Pengaruh hipoksia terhadap asam lemak, tidak seperti pengaruhnya terhadap laktat maupun glukosa dalam plasma. Konsentrasi asam lemak dan kontribusi bagian-bagiannya tidak dipengaruhi oleh perubahan oksigen dalam air. Aktivitas palmitat spesifik meningkat selama hipoksia (M'Boy 2011), tetapi persentase palmitat tidak dipengaruhi oleh perubahan oksigen. Pada ikan normal, rata-rata nonesterified fatty acids (NEFA) adalah 0.98 mM. Total konsentrasi NEFA tidak dipengaruhi oleh perubahan oksigen dalam air, tetapi rata-rata NEFA tersimpan mengalami penurunan secara signifikan setelah terpapar hipoksia selama 60 menit (gambar 2.). Konsentrasi laktat, glukosa, glukosa fluk dapat dilihat pada gambar 1. (Haman et al. 1997).
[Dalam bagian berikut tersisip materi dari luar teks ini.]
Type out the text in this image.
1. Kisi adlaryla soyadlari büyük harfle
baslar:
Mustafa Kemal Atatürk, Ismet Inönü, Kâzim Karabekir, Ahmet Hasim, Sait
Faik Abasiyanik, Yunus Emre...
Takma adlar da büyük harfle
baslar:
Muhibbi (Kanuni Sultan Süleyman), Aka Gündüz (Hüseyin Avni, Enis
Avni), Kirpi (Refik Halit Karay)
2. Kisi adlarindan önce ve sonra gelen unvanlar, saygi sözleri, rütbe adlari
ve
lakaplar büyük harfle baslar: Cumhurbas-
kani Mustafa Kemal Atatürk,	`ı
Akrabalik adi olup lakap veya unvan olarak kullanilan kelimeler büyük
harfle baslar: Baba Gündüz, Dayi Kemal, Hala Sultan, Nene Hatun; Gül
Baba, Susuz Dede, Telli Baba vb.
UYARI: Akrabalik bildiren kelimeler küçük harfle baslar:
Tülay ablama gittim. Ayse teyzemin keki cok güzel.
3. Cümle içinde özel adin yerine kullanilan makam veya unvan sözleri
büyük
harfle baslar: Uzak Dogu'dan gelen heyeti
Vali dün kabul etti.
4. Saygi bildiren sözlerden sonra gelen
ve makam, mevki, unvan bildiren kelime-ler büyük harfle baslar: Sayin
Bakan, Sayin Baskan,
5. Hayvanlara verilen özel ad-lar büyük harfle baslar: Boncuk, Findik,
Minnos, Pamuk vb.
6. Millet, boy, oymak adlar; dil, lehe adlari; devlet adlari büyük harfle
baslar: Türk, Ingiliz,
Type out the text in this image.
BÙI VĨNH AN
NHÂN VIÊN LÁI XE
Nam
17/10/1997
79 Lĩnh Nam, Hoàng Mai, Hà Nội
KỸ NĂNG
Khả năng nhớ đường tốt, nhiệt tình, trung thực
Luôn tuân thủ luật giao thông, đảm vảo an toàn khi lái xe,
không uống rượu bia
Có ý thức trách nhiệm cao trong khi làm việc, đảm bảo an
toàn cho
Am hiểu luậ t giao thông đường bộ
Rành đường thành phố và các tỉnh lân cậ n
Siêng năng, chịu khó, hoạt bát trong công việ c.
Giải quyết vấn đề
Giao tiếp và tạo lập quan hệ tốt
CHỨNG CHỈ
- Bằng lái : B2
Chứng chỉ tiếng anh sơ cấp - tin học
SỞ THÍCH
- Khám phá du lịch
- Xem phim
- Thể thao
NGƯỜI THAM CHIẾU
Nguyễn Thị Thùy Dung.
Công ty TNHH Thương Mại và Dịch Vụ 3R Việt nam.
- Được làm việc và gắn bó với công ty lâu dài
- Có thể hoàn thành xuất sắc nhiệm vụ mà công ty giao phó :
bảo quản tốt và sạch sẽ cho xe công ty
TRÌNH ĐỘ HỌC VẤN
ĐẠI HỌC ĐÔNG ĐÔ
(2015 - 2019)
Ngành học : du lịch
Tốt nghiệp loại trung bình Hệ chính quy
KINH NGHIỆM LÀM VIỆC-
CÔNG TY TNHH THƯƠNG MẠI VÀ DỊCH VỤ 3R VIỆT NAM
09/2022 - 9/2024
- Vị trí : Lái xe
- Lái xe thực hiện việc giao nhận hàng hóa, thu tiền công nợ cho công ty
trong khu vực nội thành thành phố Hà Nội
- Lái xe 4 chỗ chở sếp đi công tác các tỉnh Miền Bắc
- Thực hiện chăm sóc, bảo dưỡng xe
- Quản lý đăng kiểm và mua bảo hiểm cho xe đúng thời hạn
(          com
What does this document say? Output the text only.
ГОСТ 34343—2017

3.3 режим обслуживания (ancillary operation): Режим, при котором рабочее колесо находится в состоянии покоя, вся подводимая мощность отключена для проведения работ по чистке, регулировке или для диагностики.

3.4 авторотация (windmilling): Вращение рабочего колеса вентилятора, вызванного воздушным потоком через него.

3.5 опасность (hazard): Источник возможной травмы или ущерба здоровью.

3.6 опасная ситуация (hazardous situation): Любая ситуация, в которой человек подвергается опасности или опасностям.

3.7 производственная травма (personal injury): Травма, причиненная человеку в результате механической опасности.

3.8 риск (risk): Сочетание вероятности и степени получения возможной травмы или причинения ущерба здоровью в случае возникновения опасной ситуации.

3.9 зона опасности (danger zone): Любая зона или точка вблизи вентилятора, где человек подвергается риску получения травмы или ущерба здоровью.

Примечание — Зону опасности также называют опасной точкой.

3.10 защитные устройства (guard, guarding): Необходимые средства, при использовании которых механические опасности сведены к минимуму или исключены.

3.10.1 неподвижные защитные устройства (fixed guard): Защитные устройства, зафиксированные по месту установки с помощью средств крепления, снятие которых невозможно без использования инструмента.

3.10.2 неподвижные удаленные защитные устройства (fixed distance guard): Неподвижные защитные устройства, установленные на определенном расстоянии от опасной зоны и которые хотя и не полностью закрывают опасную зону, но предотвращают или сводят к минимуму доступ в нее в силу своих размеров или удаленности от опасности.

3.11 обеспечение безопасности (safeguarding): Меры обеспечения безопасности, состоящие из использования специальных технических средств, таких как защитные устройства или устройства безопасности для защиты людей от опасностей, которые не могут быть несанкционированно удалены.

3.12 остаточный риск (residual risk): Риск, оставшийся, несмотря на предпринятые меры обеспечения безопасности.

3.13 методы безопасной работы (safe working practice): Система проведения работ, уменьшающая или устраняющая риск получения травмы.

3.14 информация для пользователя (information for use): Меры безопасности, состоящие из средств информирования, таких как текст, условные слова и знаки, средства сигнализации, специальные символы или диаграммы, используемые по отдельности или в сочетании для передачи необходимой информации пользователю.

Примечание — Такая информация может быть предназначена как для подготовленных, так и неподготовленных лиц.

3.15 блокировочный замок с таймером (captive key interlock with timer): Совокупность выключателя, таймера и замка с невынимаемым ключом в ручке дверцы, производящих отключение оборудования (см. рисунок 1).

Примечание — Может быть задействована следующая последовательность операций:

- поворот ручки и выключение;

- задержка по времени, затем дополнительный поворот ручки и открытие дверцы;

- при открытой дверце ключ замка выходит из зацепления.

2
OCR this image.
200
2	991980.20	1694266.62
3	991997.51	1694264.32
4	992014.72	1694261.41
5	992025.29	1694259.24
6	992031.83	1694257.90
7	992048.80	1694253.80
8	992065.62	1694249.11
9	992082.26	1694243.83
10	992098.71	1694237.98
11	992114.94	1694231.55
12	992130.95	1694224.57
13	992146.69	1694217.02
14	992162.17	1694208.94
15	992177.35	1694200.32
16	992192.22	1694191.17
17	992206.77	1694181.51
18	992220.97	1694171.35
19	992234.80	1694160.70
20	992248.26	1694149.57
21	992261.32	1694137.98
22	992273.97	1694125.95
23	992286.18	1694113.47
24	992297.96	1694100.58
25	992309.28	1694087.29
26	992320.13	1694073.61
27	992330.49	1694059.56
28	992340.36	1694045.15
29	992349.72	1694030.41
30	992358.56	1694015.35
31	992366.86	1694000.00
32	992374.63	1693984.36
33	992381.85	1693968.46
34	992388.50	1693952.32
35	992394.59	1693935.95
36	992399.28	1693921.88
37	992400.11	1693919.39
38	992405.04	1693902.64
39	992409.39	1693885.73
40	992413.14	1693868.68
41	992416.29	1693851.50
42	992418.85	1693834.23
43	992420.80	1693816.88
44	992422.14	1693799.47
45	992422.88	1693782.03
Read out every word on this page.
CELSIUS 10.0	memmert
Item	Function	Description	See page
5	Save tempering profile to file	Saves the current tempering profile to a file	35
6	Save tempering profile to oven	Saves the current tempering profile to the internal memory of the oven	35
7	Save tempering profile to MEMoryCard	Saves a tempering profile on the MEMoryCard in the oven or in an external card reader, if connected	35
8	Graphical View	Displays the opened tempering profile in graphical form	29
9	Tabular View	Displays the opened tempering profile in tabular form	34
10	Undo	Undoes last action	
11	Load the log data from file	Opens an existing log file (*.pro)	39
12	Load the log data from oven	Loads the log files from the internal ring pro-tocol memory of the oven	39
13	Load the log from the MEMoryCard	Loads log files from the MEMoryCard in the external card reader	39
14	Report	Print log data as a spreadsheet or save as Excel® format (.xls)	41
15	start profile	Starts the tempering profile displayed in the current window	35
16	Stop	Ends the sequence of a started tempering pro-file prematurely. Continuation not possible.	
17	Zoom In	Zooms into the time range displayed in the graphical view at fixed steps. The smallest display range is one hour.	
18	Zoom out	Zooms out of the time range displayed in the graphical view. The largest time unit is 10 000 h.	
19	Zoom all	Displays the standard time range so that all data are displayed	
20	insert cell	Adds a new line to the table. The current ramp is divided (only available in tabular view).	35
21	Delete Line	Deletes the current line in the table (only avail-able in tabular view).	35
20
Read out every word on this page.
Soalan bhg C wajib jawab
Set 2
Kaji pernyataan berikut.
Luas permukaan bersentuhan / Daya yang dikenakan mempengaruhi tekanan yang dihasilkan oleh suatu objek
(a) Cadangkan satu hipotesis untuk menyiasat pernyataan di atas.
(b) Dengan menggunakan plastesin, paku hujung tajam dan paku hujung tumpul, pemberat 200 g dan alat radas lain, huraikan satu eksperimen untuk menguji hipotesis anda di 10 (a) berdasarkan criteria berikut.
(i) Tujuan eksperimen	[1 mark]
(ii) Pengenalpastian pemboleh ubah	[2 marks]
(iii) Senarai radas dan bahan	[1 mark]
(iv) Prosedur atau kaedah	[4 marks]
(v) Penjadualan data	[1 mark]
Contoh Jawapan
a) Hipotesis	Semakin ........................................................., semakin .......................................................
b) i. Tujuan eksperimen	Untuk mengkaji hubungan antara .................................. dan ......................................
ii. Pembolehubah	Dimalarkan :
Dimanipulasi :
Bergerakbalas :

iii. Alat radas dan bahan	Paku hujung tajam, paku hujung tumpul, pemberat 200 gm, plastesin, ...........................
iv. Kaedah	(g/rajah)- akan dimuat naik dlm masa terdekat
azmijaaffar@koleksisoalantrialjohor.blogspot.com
Gambar 2. Konsentrasi palmitat plasma (A), aktifitas spesifik (B) dan fraksional contribusi NEFA (C) (Haman et al. 1997) |
Konsentrasi NEFA fluk yang
lebih rendah dan tetapnya konsentrasi NEFA yang tersimpan pada ikan yang
terpapar hipoksia dapat ditunjukkan dengan penurunan parallel pada rata-rata
oksidasi dan mobilisasi NEFA. Rendahnya konsentrasi NEFA mungkin disebabkan
oleh tingginya konsentrasi glukosa plasma. Mobilisasi NEFA secara tidak
langsung berasal dari kontrol hormonal. Produksi glukosa kembali normal setelah
satu jam terkena paparan hipoksia dapat diamati pada kenaikan glikolisis
anaerobik terutama pembentukan kembali glikogen daripada sirkulasi glukosa
(Haman et al. 1997).
Hipoksia menyebabkan penurunan osmoregulasi, yang ditunjukkan dengan penurunan kapasitas osmoregulasi (osmoregulatory capacity; OC). Selain itu juga menyebabkan kenaikan laktat dan glukosa. Namun demikian, pada udang Litopanaeus vannamei yang diekspose kondisi hipoksia (1,5-2,5 mg O2 l-1) selama tiga hari, sekitar empat kali lebih tinggi kadar glukosa dan laktatnya pada haemolympha yang diteliti dibandingkan dengan kontrol (Mugnier et al. 2008). Kenaikan konsentrasi laktat hemolipha pada umunya direalese dari metabolisme anaerobik jaringan. Pada kondisi hipoksia, kenaikan konsentrasi Ca2+ haemolimpha merupakan faktor penting afinitas oksigen haemolimpha. Hipoksia juga menjadi respon stress dan menurunkan THC (total haemocyte count), yang juga berpengaruh terhadap sistem imun. Hipoksia hipercapnia menurunkan THC dan menaikkan rata-rata kematian udang windu (Mugnier et al. 2008).